C S Lewis wasn't afraid to be a grown man who writes furry Jesus isekai fic... because he knew he was a grown up and had nothing to prove, and he had confidence that his stories about kids going to a magical land to hang out with lion Jesus were awesome, and he wrote them with absolute sincerity, and treated all the characters like he was writing any story with a less bizarre and fantastical premise.
A lot of under-baked writers see a series like say... Evangelion, and they go, "Ah. Evangelion is good because it has dark themes, like people being sad, and people getting killed, and robots beating up monsters, but in a cool way where it's violent. If you took that and removed all the silly elements like the kids and the robots being bright colours, and put in more sex and violence and people being sad, it'd be even better!"
....But thinking these surface elements; gloomy colours, lack of Fantasy, being about adults, sex and violence, people being sad and jaded, are the things that make something mature and worthy...is how a teenager, or somebody with the mind of a teenager thinks.

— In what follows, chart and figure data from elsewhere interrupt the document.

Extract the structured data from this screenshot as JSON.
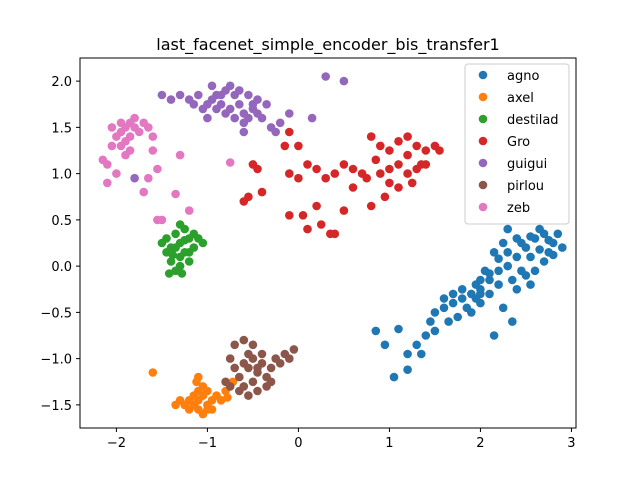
{
  "chart_data": {
    "type": "scatter",
    "title": "last_facenet_simple_encoder_bis_transfer1",
    "xlabel": "",
    "ylabel": "",
    "xlim": [
      -2.4,
      3.05
    ],
    "ylim": [
      -1.75,
      2.25
    ],
    "xticks": [
      -2,
      -1,
      0,
      1,
      2,
      3
    ],
    "yticks": [
      -1.5,
      -1.0,
      -0.5,
      0.0,
      0.5,
      1.0,
      1.5,
      2.0
    ],
    "xtick_labels": [
      "−2",
      "−1",
      "0",
      "1",
      "2",
      "3"
    ],
    "ytick_labels": [
      "−1.5",
      "−1.0",
      "−0.5",
      "0.0",
      "0.5",
      "1.0",
      "1.5",
      "2.0"
    ],
    "grid": false,
    "legend_position": "top-right",
    "series": [
      {
        "name": "agno",
        "color": "#1f77b4",
        "points": [
          [
            2.6,
            0.3
          ],
          [
            2.7,
            0.35
          ],
          [
            2.5,
            0.2
          ],
          [
            2.4,
            0.1
          ],
          [
            2.3,
            0.0
          ],
          [
            2.2,
            -0.05
          ],
          [
            2.1,
            -0.15
          ],
          [
            2.0,
            -0.25
          ],
          [
            1.9,
            -0.3
          ],
          [
            1.8,
            -0.35
          ],
          [
            1.7,
            -0.4
          ],
          [
            1.6,
            -0.45
          ],
          [
            1.5,
            -0.5
          ],
          [
            2.8,
            0.25
          ],
          [
            2.75,
            0.15
          ],
          [
            2.65,
            0.4
          ],
          [
            2.55,
            0.1
          ],
          [
            2.45,
            -0.05
          ],
          [
            2.35,
            -0.15
          ],
          [
            2.25,
            0.25
          ],
          [
            2.15,
            0.15
          ],
          [
            2.05,
            -0.05
          ],
          [
            1.95,
            -0.2
          ],
          [
            1.85,
            -0.45
          ],
          [
            1.75,
            -0.55
          ],
          [
            1.65,
            -0.6
          ],
          [
            2.9,
            0.2
          ],
          [
            2.85,
            0.35
          ],
          [
            2.7,
            0.05
          ],
          [
            2.6,
            -0.05
          ],
          [
            2.5,
            -0.1
          ],
          [
            2.4,
            0.3
          ],
          [
            2.3,
            0.4
          ],
          [
            2.2,
            -0.2
          ],
          [
            2.1,
            -0.3
          ],
          [
            2.0,
            -0.4
          ],
          [
            1.9,
            -0.5
          ],
          [
            1.8,
            -0.25
          ],
          [
            1.7,
            -0.3
          ],
          [
            1.6,
            -0.35
          ],
          [
            1.45,
            -0.6
          ],
          [
            1.4,
            -0.75
          ],
          [
            1.3,
            -0.85
          ],
          [
            1.2,
            -0.95
          ],
          [
            1.1,
            -0.68
          ],
          [
            1.05,
            -1.2
          ],
          [
            0.95,
            -0.85
          ],
          [
            0.85,
            -0.7
          ],
          [
            1.2,
            -1.12
          ],
          [
            1.35,
            -0.95
          ],
          [
            1.5,
            -0.7
          ],
          [
            2.55,
            -0.2
          ],
          [
            2.35,
            -0.6
          ],
          [
            2.15,
            -0.75
          ],
          [
            2.45,
            0.25
          ],
          [
            2.55,
            0.32
          ],
          [
            2.65,
            0.18
          ],
          [
            2.75,
            0.28
          ],
          [
            2.8,
            0.12
          ],
          [
            2.0,
            -0.15
          ],
          [
            1.95,
            -0.35
          ],
          [
            2.25,
            -0.45
          ],
          [
            2.4,
            -0.25
          ],
          [
            2.3,
            0.15
          ],
          [
            2.2,
            0.08
          ],
          [
            2.1,
            -0.08
          ],
          [
            2.0,
            -0.3
          ]
        ]
      },
      {
        "name": "axel",
        "color": "#ff7f0e",
        "points": [
          [
            -1.1,
            -1.45
          ],
          [
            -1.15,
            -1.5
          ],
          [
            -1.05,
            -1.4
          ],
          [
            -1.0,
            -1.5
          ],
          [
            -1.2,
            -1.45
          ],
          [
            -1.25,
            -1.5
          ],
          [
            -0.95,
            -1.45
          ],
          [
            -1.1,
            -1.55
          ],
          [
            -1.05,
            -1.6
          ],
          [
            -1.15,
            -1.4
          ],
          [
            -1.3,
            -1.45
          ],
          [
            -0.9,
            -1.4
          ],
          [
            -1.0,
            -1.55
          ],
          [
            -1.2,
            -1.55
          ],
          [
            -1.1,
            -1.35
          ],
          [
            -1.05,
            -1.3
          ],
          [
            -1.12,
            -1.25
          ],
          [
            -1.35,
            -1.5
          ],
          [
            -0.85,
            -1.45
          ],
          [
            -0.8,
            -1.35
          ],
          [
            -0.72,
            -1.25
          ],
          [
            -0.78,
            -1.42
          ],
          [
            -1.6,
            -1.15
          ],
          [
            -1.1,
            -1.2
          ],
          [
            -1.0,
            -1.35
          ],
          [
            -0.95,
            -1.55
          ]
        ]
      },
      {
        "name": "destilad",
        "color": "#2ca02c",
        "points": [
          [
            -1.35,
            0.2
          ],
          [
            -1.3,
            0.25
          ],
          [
            -1.25,
            0.15
          ],
          [
            -1.3,
            0.1
          ],
          [
            -1.4,
            0.2
          ],
          [
            -1.2,
            0.3
          ],
          [
            -1.35,
            0.35
          ],
          [
            -1.45,
            0.15
          ],
          [
            -1.25,
            0.4
          ],
          [
            -1.15,
            0.2
          ],
          [
            -1.3,
            0.0
          ],
          [
            -1.4,
            0.05
          ],
          [
            -1.2,
            0.05
          ],
          [
            -1.1,
            0.3
          ],
          [
            -1.05,
            0.25
          ],
          [
            -1.5,
            0.25
          ],
          [
            -1.45,
            0.3
          ],
          [
            -1.3,
            0.45
          ],
          [
            -1.35,
            -0.05
          ],
          [
            -1.2,
            0.15
          ],
          [
            -1.25,
            0.28
          ],
          [
            -1.38,
            0.12
          ],
          [
            -1.28,
            -0.08
          ],
          [
            -1.42,
            -0.08
          ],
          [
            -1.15,
            0.35
          ]
        ]
      },
      {
        "name": "Gro",
        "color": "#d62728",
        "points": [
          [
            0.8,
            1.4
          ],
          [
            0.9,
            1.3
          ],
          [
            1.0,
            1.25
          ],
          [
            1.1,
            1.35
          ],
          [
            1.2,
            1.4
          ],
          [
            1.3,
            1.3
          ],
          [
            1.4,
            1.25
          ],
          [
            1.5,
            1.3
          ],
          [
            1.55,
            1.25
          ],
          [
            0.9,
            1.0
          ],
          [
            1.0,
            1.05
          ],
          [
            1.1,
            1.1
          ],
          [
            1.2,
            1.0
          ],
          [
            1.3,
            1.05
          ],
          [
            1.4,
            1.1
          ],
          [
            0.7,
            1.0
          ],
          [
            0.6,
            1.05
          ],
          [
            0.5,
            1.1
          ],
          [
            0.4,
            1.0
          ],
          [
            0.3,
            0.95
          ],
          [
            0.2,
            1.05
          ],
          [
            0.1,
            1.1
          ],
          [
            0.0,
            0.95
          ],
          [
            -0.1,
            1.0
          ],
          [
            -0.15,
            1.3
          ],
          [
            0.0,
            1.3
          ],
          [
            -0.1,
            1.45
          ],
          [
            0.5,
            0.6
          ],
          [
            0.4,
            0.35
          ],
          [
            0.35,
            0.35
          ],
          [
            0.25,
            0.45
          ],
          [
            0.1,
            0.4
          ],
          [
            -0.1,
            0.55
          ],
          [
            0.05,
            0.55
          ],
          [
            0.2,
            0.65
          ],
          [
            -0.5,
            1.1
          ],
          [
            -0.55,
            0.75
          ],
          [
            -0.6,
            0.7
          ],
          [
            -0.45,
            1.05
          ],
          [
            -0.4,
            0.8
          ],
          [
            0.8,
            0.65
          ],
          [
            0.95,
            0.75
          ],
          [
            1.0,
            0.9
          ],
          [
            1.1,
            0.85
          ],
          [
            1.25,
            0.9
          ],
          [
            1.35,
            1.1
          ],
          [
            1.2,
            1.2
          ],
          [
            0.85,
            1.15
          ],
          [
            0.75,
            0.95
          ],
          [
            0.6,
            0.85
          ]
        ]
      },
      {
        "name": "guigui",
        "color": "#9467bd",
        "points": [
          [
            -1.0,
            1.75
          ],
          [
            -0.95,
            1.8
          ],
          [
            -0.9,
            1.85
          ],
          [
            -0.85,
            1.75
          ],
          [
            -0.8,
            1.9
          ],
          [
            -0.75,
            1.7
          ],
          [
            -1.05,
            1.7
          ],
          [
            -1.1,
            1.85
          ],
          [
            -1.15,
            1.75
          ],
          [
            -1.2,
            1.8
          ],
          [
            -0.7,
            1.85
          ],
          [
            -0.65,
            1.75
          ],
          [
            -0.6,
            1.65
          ],
          [
            -0.55,
            1.6
          ],
          [
            -0.5,
            1.75
          ],
          [
            -0.45,
            1.8
          ],
          [
            -1.3,
            1.85
          ],
          [
            -1.4,
            1.8
          ],
          [
            -0.9,
            1.7
          ],
          [
            -0.8,
            1.65
          ],
          [
            -0.7,
            1.6
          ],
          [
            -0.6,
            1.55
          ],
          [
            -0.5,
            1.7
          ],
          [
            -0.4,
            1.6
          ],
          [
            -0.3,
            1.5
          ],
          [
            -0.25,
            1.45
          ],
          [
            -0.6,
            1.45
          ],
          [
            0.3,
            2.05
          ],
          [
            0.5,
            2.0
          ],
          [
            -0.1,
            1.65
          ],
          [
            -1.5,
            1.85
          ],
          [
            -1.8,
            0.95
          ],
          [
            -0.95,
            1.95
          ],
          [
            -0.75,
            1.95
          ],
          [
            -0.85,
            1.85
          ],
          [
            -1.0,
            1.6
          ],
          [
            -0.65,
            1.9
          ],
          [
            -0.55,
            1.85
          ],
          [
            -0.45,
            1.65
          ],
          [
            -0.35,
            1.75
          ],
          [
            0.15,
            1.6
          ],
          [
            -0.2,
            1.55
          ]
        ]
      },
      {
        "name": "pirlou",
        "color": "#8c564b",
        "points": [
          [
            -0.6,
            -1.05
          ],
          [
            -0.55,
            -1.1
          ],
          [
            -0.5,
            -1.0
          ],
          [
            -0.45,
            -1.15
          ],
          [
            -0.4,
            -1.05
          ],
          [
            -0.65,
            -1.2
          ],
          [
            -0.7,
            -1.1
          ],
          [
            -0.75,
            -1.0
          ],
          [
            -0.5,
            -1.25
          ],
          [
            -0.35,
            -1.2
          ],
          [
            -0.3,
            -1.1
          ],
          [
            -0.25,
            -1.0
          ],
          [
            -0.2,
            -1.05
          ],
          [
            -0.15,
            -0.95
          ],
          [
            -0.05,
            -0.9
          ],
          [
            -0.55,
            -0.95
          ],
          [
            -0.6,
            -1.3
          ],
          [
            -0.65,
            -1.35
          ],
          [
            -0.45,
            -1.35
          ],
          [
            -0.4,
            -0.95
          ],
          [
            -0.7,
            -0.85
          ],
          [
            -0.6,
            -0.8
          ],
          [
            -0.5,
            -0.85
          ],
          [
            -0.8,
            -1.25
          ],
          [
            -0.75,
            -1.3
          ],
          [
            -0.55,
            -1.4
          ],
          [
            -0.35,
            -1.3
          ],
          [
            -0.1,
            -1.0
          ],
          [
            -0.45,
            -1.1
          ],
          [
            -0.3,
            -1.25
          ]
        ]
      },
      {
        "name": "zeb",
        "color": "#e377c2",
        "points": [
          [
            -1.9,
            1.5
          ],
          [
            -1.95,
            1.45
          ],
          [
            -1.85,
            1.55
          ],
          [
            -2.0,
            1.4
          ],
          [
            -1.8,
            1.5
          ],
          [
            -1.75,
            1.45
          ],
          [
            -2.05,
            1.3
          ],
          [
            -2.1,
            1.1
          ],
          [
            -2.15,
            1.15
          ],
          [
            -2.1,
            0.9
          ],
          [
            -2.0,
            1.0
          ],
          [
            -1.95,
            1.3
          ],
          [
            -1.9,
            1.35
          ],
          [
            -1.85,
            1.25
          ],
          [
            -1.7,
            1.55
          ],
          [
            -1.65,
            1.5
          ],
          [
            -1.6,
            1.25
          ],
          [
            -1.6,
            1.4
          ],
          [
            -1.55,
            1.05
          ],
          [
            -1.65,
            0.95
          ],
          [
            -1.7,
            0.8
          ],
          [
            -1.55,
            0.5
          ],
          [
            -1.5,
            0.5
          ],
          [
            -1.3,
            1.2
          ],
          [
            -1.35,
            0.78
          ],
          [
            -1.2,
            0.6
          ],
          [
            -0.75,
            1.12
          ],
          [
            -1.8,
            1.6
          ],
          [
            -1.95,
            1.55
          ],
          [
            -2.05,
            1.5
          ],
          [
            -1.85,
            1.4
          ],
          [
            -1.9,
            1.2
          ]
        ]
      }
    ]
  }
}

I rewatched Evangelion recently, and the thing that struck me, rewatching it as an adult, was the depth and nuance of the characters. It's a show about a 13 year old boy piloting a big purple robot and punching weird aliens... and yet it explores concepts like how we define ourselves from others, or what it means to have responsibility with absolute sincerity and sensitivity. These are the true things that make something good and deep. It's why Undertale is good; it's absolutely ridiculous in terms of concept and what the characters look and talk like... and yet, many people consider it a very deep and emotional experience, far more than grittier games with more violence and adult human characters and fewer silly jokes and puns, because Undertale genuinely explores feelings and has deep, nuanced characters.
It takes guts to step up and to say "THIS IS WHAT I LIKE." and to make something absurd, but then also not to weasel out of being laughed at by then saying "haha...ha, oh yeah, it's actually a parody. It's meant to be bad...on purpose..." and having all the characters quip, "Psh, this situation we're in is like a bad comic book lol." instead of expressing any kind of vulnerability. I used to do that, and I think it's actually way more cringe than my modern work, because it comes off so insecure. I'm not ashamed of who I am any more, and my work is stronger for it.
If somebody looks at my comic and says "PSH. This comic is stupid, it's about a bunch of melodramatic gay people in colour-coded outfits with silly unrealistic oversized weapons, it's for babies!" ...they're the fool who's only reading my work on the surface level. Any hack can make something that looks deep on the surface by having a gritty, dark art style and having everyone be miserable and putting in lots of sex, drugs and violence, but that's not real depth, it's just copying the surface elements of other things that are deep and choosing easy subjects to get a strong emotional reaction or seem mature by being adult-orientated. Real depth is about expressing something true and vulnerable that resonates with people. Hamlet isn't deep because everyone dies at the end, it's deep because it's an exploration of one man's emotional struggle with a politically, morally and emotionally complex situation. I have confidence in the depth of my work, and the seriousness with which I treat the things that truly matter; like the emotions of my characters, and the complexity of them having to work through a difficult situation where everyone has different feelings, and readers who are genuinely tuned into the story pick up on that, which makes it all feel worthwhile.